Diane Amann: Felle aanklacht tegen Guantanamo en Abu Ghraib
Op de werktafel van erepromotor John Vervaele liggen publicaties van Diane Amann met bondige titels als Guantanamo en Abu Ghraib. De Amerikaanse juriste, die maandag een Utrechts eredoctoraat krijgt, is allesbehalve een studeerkamergeleerde, wil Vervaele maar zeggen. "Integendeel. Met haar kritiek op het Amerikaanse anti-terrorismebeleid is zij zeer aanwezig in het politieke debat in de VS."
De internationale strijd tegen het terrorisme en de instelling van tribunalen zoals het Joegoslavië Tribunaal hebben de laatste jaren geleid tot een toenemende behoefte aan gemeenschappelijke supranationale standaarden, op het terrein van mensenrechten, humanitair recht en strafrechtspleging. Zulke standaarden zijn onmisbaar om de grote verschillen tussen de rechtssystemen van de betrokken staten te overbruggen. Maar terwijl Europese juristen, gegeven de talloze naast elkaar bestaande rechtssystemen in de oude wereld, gewend zijn aan conflicts of law, is het voor Amerikaanse juristen minder vanzelfsprekend om rekening te houden met, en concessies te doen aan buitenlands en internationaal recht.
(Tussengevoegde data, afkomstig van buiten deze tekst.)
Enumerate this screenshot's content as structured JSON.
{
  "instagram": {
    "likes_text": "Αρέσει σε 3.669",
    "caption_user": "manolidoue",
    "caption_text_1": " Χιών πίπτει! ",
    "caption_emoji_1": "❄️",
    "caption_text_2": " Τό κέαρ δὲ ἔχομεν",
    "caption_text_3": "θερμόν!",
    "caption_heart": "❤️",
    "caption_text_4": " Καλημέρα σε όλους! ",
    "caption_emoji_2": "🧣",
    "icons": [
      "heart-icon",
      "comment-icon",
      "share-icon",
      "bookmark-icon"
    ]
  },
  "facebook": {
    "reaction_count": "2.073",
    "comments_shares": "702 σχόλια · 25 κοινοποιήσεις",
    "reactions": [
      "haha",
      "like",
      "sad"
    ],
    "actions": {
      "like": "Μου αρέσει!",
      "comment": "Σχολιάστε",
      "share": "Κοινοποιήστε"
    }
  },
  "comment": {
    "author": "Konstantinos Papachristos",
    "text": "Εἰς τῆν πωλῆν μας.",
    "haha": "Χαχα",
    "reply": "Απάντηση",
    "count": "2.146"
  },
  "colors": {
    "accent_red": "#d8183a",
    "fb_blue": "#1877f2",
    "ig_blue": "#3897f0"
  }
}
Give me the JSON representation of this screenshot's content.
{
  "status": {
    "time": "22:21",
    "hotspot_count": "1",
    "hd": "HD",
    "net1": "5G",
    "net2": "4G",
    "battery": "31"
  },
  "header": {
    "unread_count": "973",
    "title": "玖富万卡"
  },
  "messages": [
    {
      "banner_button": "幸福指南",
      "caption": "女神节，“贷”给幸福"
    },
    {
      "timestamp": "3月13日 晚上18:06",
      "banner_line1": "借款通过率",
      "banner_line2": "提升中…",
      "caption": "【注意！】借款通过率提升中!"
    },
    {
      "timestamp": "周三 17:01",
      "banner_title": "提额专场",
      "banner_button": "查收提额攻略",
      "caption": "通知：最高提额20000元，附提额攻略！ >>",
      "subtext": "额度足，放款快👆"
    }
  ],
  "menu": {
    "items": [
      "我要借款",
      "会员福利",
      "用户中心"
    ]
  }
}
Dat is volgens Vervaele een belangrijke reden waarom de VS niet mee doet aan het Strafhof in Den Haag en weigert om internationale verdragen, zoals het recente verdrag over geheime detentie, te ondertekenen. "Die weigerachtigheid is dus niet alleen politiek, maar wel degelijk ook juridisch geïnspireerd. In het Amerikaanse Supreme Court bestaat een lange traditie van bescherming van burgerrechten via de Bill of Rights. Daar is ook vanuit ons perspectief niets mis mee. Maar omdat die grondwet alleen van toepassing is op het grondgebied van de VS, krijg je de merkwaardige situatie dat de Amerikaanse rechtspleging niets onderneemt tegen foltering of liquidaties door politiemensen of militairen in Irak, hoewel die ook volgens het hof zelf evident tegen de grondwet indruisen. Want, is het argument, na de aanslagen van elf september gelden, andere regels en in Irak geldt onze Bill of Rights nu eenmaal niet."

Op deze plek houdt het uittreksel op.